You face two private cover routes in South Africa: Traditional Medical aid, and health insurance. Both promise help when you need care, yet the rules, guarantees, and gaps differ.
The right choice will depend on how much protection you want, what you can budget every month, and how you handle risk.
The system you are buying into
Private cover serves a minority of South Africans. Stats SA reports roughly 15.7% of people held medical aid in 2023, with provincial rates ranging from about 25% in the Western Cape to under 10% in Limpopo. Coverage in 2024 stayed close to that range.
The National Health Insurance Act is now law. The government still needs to phase it in, and court challenges are still active.
Once fully implemented, medical schemes will only offer complementary cover to services not paid by the NHI Fund, but that point has not arrived, and we can expect a multi-year transition.
What you get with a medical aid
Medical schemes are not-for-profit entities regulated by the Medical Schemes Act (131 of 1998). Every scheme must include Prescribed Minimum Benefits. PMBs cover 271 diagnosis-treatment pairs and 26 chronic conditions through the Chronic Disease List.
Law demands that South African schemes fund PMBs, but schemes have flexibility in subjecting you to clinical protocols and designated service provider rules.
Facts you should know before you sign up:
- Waiting periods may apply: Up to three months in general, and up to twelve months for a condition-specific exclusion, as per the regulation. Late-joiner penalties can apply based on your age and previous cover.
- Industry size: As of September 2025, South Africa has around 72 registered schemes, 15 open schemes, and 57 restricted schemes. There are currently ±9 million South African beneficiaries. While you can freely choose between the schemes, the options (and costs) differ widely.
- Cost pressure: Claims and relevant healthcare spend per beneficiary climbed through 2023, which feeds into contribution increases.
Where does medical aid stand out the most?
- PMB guarantees for emergencies, in-hospital care, and specified chronic conditions.
- Community rating and open enrolment principles within each option’s rules.
- Direct payment arrangements with hospitals and providers for many plans.
Limitations
- Cover outside PMBs depends on your chosen option’s benefits and networks. Co-payments and tariff shortfalls can occur. Gap cover can help with shortfalls.
What you get with health insurance
Health insurance is a for-profit policy regulated under insurance law and the 2017 Demarcation framework. It pays fixed amounts for defined events rather than funding open-ended treatment costs. It does not carry PMB obligations.
What does this mean for you?
- Payouts are stated in the policy for events such as hospital stays or day-to-day GP visits on primary-care products. If the bill exceeds the payout, you fund the balance.
- Gap cover and hospital cash plans are permitted within set parameters. Primary-care insurance has operated under time-bound exemptions while regulators work on a low-cost benefit pathway. The CMS extended the exemption again in April 2025.
Where does health insurance stand out the most?
- Lower monthly premiums than most entry medical aid options, because benefits are capped.
- Useful as a step-up from no cover, or as a supplement where medical aid is unaffordable.
Limitations
- No PMB guarantee. Benefits stop at the policy caps.
- Provider networks and pre-authorisations are common. Read the schedule carefully.

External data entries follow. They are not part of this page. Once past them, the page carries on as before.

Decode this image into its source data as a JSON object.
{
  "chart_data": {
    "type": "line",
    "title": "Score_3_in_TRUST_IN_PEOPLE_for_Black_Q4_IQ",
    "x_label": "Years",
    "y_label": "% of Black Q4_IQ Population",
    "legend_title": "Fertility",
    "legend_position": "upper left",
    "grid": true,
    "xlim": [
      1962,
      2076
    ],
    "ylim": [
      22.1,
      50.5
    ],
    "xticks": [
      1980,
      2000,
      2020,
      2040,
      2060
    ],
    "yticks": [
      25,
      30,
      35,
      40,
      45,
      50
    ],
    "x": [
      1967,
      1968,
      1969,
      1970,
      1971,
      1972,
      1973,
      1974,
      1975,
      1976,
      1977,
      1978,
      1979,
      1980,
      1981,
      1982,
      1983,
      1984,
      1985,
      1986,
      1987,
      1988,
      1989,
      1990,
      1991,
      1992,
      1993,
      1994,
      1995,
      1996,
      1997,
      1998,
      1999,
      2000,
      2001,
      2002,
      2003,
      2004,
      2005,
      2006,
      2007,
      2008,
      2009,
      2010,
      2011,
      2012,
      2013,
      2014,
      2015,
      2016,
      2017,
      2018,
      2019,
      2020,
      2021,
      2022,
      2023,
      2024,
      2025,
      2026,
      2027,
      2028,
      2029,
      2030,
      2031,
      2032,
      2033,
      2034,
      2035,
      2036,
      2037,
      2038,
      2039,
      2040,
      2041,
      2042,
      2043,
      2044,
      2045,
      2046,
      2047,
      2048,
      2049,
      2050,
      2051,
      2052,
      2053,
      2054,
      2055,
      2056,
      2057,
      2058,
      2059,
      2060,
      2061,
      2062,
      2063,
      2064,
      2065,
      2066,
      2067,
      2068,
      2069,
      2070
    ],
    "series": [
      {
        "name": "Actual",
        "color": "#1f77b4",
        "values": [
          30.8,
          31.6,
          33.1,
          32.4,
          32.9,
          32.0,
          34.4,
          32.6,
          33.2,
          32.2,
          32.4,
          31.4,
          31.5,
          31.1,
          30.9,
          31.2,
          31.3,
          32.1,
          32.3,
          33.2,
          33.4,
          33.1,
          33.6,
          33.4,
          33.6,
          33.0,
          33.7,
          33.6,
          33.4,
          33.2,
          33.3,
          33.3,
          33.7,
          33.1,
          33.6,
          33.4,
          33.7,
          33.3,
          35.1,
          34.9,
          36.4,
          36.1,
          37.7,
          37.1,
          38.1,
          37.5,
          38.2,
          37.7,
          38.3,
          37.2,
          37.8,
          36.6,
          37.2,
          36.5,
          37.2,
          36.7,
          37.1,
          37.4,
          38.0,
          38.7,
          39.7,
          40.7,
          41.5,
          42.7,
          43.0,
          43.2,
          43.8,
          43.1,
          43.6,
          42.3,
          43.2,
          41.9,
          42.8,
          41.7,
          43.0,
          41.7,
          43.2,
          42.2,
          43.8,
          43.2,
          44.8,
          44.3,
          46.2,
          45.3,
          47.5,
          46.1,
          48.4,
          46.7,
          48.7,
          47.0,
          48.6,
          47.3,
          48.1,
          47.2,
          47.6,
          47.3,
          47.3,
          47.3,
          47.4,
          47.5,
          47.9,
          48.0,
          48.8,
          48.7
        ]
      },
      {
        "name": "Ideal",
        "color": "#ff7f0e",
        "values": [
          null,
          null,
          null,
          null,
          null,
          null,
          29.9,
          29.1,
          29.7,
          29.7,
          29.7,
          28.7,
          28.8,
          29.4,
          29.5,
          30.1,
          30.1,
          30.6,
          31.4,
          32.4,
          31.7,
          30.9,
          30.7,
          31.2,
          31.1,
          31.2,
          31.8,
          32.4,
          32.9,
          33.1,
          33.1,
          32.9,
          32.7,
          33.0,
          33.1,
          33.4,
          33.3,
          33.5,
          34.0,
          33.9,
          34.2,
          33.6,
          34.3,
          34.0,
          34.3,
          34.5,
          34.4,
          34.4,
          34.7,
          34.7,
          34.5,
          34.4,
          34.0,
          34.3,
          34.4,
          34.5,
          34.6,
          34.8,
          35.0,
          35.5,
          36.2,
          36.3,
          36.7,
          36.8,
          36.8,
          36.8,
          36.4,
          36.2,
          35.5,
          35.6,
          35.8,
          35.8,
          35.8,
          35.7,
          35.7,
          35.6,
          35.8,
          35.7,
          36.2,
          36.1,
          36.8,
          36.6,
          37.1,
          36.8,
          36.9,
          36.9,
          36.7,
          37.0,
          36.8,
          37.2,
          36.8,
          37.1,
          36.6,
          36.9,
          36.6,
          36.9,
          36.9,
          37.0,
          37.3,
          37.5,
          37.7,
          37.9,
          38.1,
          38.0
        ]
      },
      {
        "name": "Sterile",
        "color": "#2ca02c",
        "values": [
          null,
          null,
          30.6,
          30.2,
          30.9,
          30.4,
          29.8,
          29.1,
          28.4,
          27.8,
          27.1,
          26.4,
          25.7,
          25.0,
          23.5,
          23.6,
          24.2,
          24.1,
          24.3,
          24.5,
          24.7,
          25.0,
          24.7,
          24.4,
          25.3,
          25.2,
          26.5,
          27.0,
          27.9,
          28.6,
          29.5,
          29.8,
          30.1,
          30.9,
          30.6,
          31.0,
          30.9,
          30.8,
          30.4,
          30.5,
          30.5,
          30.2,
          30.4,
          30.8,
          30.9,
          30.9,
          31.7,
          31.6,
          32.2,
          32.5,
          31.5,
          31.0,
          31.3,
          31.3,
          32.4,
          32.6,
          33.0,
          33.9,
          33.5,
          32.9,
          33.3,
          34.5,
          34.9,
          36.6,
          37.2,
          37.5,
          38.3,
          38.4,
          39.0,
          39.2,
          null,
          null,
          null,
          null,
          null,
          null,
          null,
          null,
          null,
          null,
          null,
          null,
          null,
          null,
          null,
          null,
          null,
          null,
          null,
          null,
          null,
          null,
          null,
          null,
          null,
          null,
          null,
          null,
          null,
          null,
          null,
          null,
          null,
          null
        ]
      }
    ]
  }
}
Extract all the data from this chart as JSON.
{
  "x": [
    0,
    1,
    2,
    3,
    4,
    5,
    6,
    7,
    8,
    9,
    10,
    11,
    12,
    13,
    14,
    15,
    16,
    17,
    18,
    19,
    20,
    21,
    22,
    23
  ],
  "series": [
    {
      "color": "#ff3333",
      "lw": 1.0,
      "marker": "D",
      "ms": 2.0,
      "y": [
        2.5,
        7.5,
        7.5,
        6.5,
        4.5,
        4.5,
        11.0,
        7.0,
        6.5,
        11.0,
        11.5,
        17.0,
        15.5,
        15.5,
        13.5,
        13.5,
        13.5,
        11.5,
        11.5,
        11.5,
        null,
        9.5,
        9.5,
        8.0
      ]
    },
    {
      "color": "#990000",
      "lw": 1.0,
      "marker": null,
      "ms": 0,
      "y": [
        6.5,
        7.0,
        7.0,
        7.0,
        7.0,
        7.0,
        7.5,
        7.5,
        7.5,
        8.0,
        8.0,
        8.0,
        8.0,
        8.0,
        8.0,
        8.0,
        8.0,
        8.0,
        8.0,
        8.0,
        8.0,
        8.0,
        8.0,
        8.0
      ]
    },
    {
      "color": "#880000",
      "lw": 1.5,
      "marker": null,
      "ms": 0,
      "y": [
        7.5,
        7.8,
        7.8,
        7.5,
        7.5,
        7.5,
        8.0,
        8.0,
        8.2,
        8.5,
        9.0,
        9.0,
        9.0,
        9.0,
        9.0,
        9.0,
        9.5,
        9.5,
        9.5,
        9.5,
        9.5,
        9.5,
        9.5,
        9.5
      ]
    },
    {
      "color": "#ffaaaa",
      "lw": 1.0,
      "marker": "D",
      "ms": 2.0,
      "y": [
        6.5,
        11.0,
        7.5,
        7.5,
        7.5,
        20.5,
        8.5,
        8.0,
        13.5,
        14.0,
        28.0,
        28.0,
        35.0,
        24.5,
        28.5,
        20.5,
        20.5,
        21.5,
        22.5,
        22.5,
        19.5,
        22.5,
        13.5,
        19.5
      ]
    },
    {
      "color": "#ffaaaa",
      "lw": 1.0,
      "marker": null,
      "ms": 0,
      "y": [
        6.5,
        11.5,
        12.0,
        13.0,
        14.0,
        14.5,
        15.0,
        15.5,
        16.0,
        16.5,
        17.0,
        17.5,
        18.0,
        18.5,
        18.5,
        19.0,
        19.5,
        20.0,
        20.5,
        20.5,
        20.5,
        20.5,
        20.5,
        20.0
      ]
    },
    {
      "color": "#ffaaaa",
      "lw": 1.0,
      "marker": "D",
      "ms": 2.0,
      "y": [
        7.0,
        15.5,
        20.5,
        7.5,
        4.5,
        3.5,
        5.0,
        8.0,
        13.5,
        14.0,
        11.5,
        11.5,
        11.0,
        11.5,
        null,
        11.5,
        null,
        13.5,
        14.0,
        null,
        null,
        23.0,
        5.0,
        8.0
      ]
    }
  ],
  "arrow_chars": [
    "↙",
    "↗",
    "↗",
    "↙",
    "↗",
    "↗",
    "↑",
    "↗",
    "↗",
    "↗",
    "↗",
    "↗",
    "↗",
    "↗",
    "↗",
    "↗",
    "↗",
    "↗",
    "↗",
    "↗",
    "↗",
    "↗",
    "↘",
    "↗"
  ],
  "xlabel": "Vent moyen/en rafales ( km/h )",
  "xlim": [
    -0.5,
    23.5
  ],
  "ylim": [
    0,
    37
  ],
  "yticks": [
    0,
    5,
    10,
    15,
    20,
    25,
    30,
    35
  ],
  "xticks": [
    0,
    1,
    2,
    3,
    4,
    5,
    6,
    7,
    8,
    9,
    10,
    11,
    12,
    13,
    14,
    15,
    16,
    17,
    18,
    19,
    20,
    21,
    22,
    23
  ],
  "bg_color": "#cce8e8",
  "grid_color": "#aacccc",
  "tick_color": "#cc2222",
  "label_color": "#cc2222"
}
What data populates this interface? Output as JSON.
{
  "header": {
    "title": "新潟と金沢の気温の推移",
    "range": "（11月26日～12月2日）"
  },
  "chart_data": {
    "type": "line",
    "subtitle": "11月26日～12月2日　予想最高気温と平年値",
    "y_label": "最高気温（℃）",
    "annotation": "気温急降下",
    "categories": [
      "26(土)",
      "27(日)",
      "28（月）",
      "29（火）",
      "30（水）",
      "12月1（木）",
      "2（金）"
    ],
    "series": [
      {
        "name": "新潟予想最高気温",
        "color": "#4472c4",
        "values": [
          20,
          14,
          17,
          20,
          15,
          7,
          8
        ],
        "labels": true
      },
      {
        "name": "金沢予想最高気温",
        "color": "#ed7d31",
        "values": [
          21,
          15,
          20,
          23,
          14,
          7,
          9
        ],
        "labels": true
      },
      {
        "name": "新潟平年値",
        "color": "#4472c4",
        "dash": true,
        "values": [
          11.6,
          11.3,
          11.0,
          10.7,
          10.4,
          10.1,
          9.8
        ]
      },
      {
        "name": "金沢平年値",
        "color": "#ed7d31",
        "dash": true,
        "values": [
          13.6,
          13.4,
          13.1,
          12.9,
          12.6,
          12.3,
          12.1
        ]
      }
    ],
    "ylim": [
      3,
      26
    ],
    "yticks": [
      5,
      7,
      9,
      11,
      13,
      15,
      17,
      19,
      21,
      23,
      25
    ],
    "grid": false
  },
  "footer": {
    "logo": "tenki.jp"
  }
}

Medical Aid vs Health Insurance – Side-by-side Comparison
| Feature | Medical Aid | Health Insurance |
| Regulation | Regulated under the Medical Schemes Act with mandatory PMBs | Regulated under general insurance law, with capped benefits |
| Benefit Promise | Pays for treatment according to scheme rules and PMB requirements | Pays fixed amounts per event according to the policy schedule |
| Underwriting | May include waiting periods and late-joiner penalties | Subject to exclusions, caps and event-based terms |
| Add-ons | Gap cover permitted within regulatory limits | Generally not necessary; add-ons depend on insurer’s policy |
How to decide in 2025/2026
The choice between medical aid and health insurance is not abstract. It affects how you handle emergencies, manage monthly cash flow, and secure treatment if you fall ill. Start by weighing your own health needs, household situation, and financial stability.
Choose medical aid if any of these apply to you:
- You need reliable in-hospital cover with PMB protection for emergencies and chronic conditions.
- Your budget can handle contributions that may rise with medical cost trends.
- You value direct settlement with hospitals and specialists on contracted networks.
Choose health insurance if any of these apply to you:
- You need affordable cover now, accept fixed payouts, and can manage any shortfall.
- You mainly want primary-care access and accident or hospital cash benefits, and you understand the caps.
- You intend to add or switch to medical aid later when income allows.
A note on the NHI
Law and policy will keep evolving in South Africa. The NHI Act sets a future where medical schemes move to a complementary role after full implementation, with timelines and funding still being debated.
Until then, private cover continues under current rules. Buy based on today’s benefits and your health needs, then review annually as regulations progress.